A new hybrid procedure for preventing irregular heartbeats, or atrial fibrillation (AF), combines surgery with a less invasive catheter-based treatment. The treatment, called ablation, applies scars to the heart’s inner surface to block signals that were causing the heart to misfire. The procedure is designed for patients with AF who do not respond to medication. These patients are at high risk for AF recurrence. The hybrid approach was developed by Washington University cardiac surgeons, Ralph Damiano Jr., MD, and Hersh Maniar, MD, with electrophysiologists Phillip Cuculich, MD, and Mitchell Faddis, MD, PhD.
The procedure begins with a minimally invasive approach that involves applying the initial ablation in the form of burns to the heart’s outer surface. On the outside, the burns from the ablation surround the pulmonary veins, where the erratic signals that cause AF often originate.

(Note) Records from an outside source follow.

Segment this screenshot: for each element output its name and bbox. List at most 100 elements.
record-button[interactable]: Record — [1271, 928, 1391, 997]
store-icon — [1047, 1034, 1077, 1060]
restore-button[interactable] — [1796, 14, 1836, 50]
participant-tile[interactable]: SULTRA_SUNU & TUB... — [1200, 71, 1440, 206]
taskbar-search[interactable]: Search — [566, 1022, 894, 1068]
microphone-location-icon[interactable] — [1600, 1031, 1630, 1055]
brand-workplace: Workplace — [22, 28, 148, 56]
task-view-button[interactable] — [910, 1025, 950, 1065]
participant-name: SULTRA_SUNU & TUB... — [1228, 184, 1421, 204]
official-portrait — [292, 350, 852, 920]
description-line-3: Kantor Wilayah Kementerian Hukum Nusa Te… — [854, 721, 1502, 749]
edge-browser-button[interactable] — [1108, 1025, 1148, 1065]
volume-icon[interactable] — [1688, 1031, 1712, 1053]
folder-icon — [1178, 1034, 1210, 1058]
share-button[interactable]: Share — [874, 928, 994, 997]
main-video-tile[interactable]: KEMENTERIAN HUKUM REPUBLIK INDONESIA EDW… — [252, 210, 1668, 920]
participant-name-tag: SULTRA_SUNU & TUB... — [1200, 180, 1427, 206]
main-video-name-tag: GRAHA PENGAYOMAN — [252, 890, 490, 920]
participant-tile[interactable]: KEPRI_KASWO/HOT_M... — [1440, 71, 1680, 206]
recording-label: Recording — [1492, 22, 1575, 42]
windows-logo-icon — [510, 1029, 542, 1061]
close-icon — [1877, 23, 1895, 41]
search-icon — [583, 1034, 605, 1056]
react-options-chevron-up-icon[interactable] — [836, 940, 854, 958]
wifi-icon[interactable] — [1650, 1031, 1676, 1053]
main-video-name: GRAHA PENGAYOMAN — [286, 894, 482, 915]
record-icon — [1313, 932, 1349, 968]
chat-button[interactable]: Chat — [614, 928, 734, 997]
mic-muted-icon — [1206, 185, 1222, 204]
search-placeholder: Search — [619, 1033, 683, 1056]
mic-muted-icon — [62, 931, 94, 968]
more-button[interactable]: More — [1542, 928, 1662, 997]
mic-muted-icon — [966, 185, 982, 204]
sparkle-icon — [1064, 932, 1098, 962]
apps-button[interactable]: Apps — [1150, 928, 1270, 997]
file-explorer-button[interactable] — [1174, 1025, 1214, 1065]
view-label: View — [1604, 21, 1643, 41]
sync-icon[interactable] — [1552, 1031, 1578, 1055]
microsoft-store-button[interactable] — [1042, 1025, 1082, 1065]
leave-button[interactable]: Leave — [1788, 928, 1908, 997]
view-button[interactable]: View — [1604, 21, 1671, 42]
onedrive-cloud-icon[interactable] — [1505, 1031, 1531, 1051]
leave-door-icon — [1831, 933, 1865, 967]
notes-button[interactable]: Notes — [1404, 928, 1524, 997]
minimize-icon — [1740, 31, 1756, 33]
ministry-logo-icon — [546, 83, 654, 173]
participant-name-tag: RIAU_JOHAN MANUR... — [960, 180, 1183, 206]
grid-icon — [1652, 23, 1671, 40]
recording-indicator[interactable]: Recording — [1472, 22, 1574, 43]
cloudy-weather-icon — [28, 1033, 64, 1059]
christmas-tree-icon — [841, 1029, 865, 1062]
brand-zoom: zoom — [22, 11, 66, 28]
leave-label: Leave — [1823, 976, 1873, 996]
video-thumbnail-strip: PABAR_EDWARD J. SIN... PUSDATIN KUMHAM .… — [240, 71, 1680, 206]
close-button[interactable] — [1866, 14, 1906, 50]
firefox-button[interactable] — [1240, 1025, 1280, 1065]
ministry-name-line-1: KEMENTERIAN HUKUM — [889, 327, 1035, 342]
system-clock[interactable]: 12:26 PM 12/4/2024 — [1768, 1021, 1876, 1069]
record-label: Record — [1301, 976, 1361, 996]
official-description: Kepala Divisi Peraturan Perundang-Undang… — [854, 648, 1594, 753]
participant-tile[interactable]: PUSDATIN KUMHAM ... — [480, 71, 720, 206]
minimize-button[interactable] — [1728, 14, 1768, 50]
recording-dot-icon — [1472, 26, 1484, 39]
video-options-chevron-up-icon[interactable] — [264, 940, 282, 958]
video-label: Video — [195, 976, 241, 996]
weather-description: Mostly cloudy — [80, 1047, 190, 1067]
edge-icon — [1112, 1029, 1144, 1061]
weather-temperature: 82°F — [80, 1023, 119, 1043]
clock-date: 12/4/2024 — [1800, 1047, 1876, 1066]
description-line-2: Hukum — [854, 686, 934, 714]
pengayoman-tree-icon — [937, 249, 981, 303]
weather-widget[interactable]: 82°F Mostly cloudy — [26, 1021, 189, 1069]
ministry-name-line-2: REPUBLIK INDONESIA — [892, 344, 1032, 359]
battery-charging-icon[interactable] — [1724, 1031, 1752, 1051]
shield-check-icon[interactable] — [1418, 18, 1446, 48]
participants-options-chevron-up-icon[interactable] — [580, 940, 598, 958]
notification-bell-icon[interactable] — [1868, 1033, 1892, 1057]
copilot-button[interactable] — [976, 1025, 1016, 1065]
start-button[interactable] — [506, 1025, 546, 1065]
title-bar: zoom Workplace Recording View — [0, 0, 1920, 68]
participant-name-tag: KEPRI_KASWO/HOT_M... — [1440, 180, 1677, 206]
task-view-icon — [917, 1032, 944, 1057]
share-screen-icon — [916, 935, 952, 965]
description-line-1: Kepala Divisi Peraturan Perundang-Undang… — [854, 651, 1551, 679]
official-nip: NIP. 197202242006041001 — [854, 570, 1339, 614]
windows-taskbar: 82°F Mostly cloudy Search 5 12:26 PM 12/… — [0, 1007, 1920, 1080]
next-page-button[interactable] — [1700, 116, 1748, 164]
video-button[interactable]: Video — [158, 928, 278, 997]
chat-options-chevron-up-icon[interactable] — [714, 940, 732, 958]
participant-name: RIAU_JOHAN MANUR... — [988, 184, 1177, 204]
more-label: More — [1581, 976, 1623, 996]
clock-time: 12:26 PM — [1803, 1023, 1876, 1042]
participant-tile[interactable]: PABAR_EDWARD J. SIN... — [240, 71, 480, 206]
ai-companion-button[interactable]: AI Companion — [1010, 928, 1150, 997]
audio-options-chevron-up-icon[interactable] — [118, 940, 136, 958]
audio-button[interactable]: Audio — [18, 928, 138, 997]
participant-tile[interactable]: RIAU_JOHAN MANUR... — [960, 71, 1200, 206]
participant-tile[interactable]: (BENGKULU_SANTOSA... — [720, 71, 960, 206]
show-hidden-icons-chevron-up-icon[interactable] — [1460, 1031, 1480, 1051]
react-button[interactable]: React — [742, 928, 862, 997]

Then, the electrophysiologist threads catheters inside the heart to perform ablations on the inner surface to further contain the signals and to test the integrity of the ablation lines. Both a cardiac surgeon and electrophysiologist are involved in the procedure.
Less risk, shorter recovery
The goal of this collaborative effort is to replicate the excellent long-term success of the Cox-Maze IV procedure, a more invasive version of this new procedure,with less risk and shorter recovery times.

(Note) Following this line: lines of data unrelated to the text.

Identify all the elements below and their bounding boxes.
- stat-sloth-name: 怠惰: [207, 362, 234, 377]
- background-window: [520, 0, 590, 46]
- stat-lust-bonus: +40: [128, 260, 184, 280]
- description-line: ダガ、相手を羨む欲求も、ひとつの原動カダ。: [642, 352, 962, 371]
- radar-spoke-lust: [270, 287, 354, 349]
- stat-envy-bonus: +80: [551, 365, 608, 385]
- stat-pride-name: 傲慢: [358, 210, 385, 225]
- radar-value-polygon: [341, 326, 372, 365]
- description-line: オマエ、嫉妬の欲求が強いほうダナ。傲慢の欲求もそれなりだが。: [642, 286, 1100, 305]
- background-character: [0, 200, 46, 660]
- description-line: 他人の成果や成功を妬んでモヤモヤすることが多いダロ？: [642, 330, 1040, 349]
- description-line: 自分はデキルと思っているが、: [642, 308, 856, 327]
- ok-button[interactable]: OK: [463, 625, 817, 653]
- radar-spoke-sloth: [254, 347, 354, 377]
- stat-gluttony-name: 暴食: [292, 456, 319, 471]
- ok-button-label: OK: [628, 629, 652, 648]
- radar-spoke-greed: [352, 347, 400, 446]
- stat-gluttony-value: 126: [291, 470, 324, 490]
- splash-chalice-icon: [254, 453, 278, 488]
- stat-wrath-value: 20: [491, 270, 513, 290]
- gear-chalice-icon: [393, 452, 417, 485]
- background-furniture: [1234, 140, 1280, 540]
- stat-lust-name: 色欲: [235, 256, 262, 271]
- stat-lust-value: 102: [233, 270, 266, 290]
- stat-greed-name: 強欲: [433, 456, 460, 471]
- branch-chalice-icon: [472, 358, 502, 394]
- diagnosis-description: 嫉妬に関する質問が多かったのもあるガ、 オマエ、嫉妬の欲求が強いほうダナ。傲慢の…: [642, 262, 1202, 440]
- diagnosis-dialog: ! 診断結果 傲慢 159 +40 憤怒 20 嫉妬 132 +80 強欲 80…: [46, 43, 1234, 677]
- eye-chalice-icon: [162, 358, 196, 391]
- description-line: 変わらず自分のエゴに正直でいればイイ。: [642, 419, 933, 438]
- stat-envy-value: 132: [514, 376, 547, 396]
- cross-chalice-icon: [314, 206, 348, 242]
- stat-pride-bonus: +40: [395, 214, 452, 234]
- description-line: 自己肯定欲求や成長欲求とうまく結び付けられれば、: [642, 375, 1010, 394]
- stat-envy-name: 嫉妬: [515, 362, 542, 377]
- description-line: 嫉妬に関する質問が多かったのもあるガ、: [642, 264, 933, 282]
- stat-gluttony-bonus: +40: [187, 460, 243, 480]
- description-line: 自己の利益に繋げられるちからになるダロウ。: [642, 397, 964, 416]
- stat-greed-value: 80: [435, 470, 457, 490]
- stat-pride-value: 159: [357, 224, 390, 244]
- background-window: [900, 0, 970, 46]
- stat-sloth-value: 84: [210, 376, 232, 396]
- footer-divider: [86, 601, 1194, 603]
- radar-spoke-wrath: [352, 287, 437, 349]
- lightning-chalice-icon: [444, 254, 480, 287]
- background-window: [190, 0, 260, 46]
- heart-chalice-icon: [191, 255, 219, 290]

Added advantages include avoiding heart bypass, minimizing risk to surrounding tissues, reducing recurrences of AF, and reducing stroke risk.

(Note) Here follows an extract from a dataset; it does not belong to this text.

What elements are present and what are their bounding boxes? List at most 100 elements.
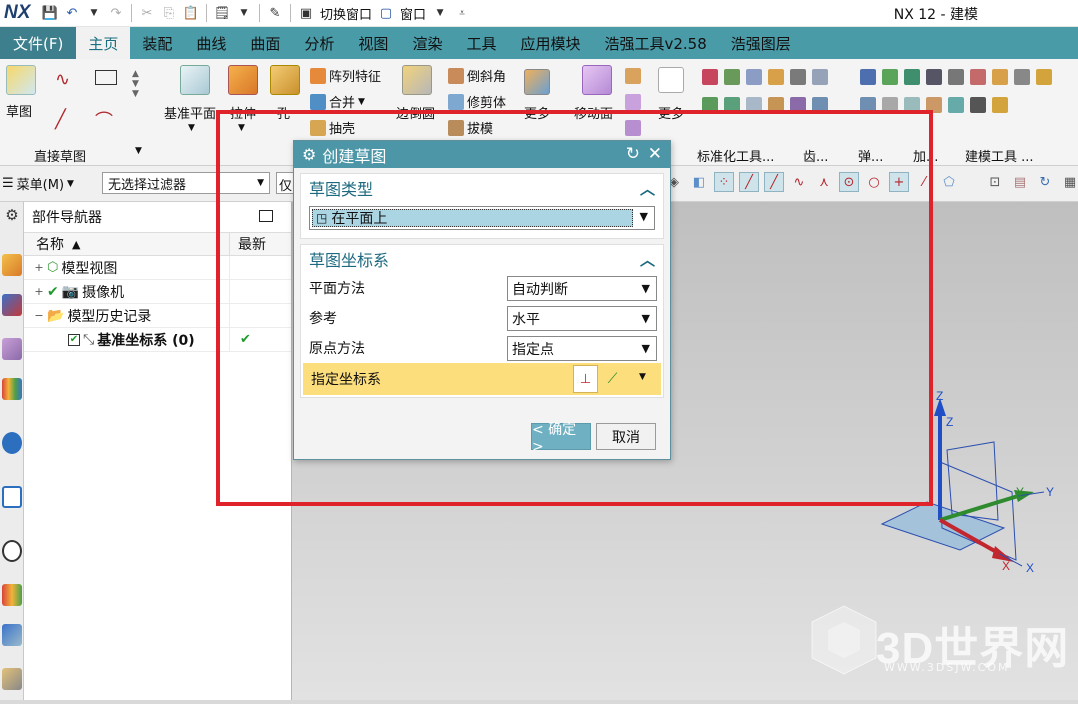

Researchers are planning a randomized clinical trial to compare the new hybrid procedure to standard catheter ablation in patients whose atrial fibrillation is symptomatic and persistent and whose left atrium is enlarged. Patients will be followed for 12 months post-procedure. Outside the clinical trial, the hybrid procedure is now available to any patient with atrial fibrillation after consultation with his or her doctor.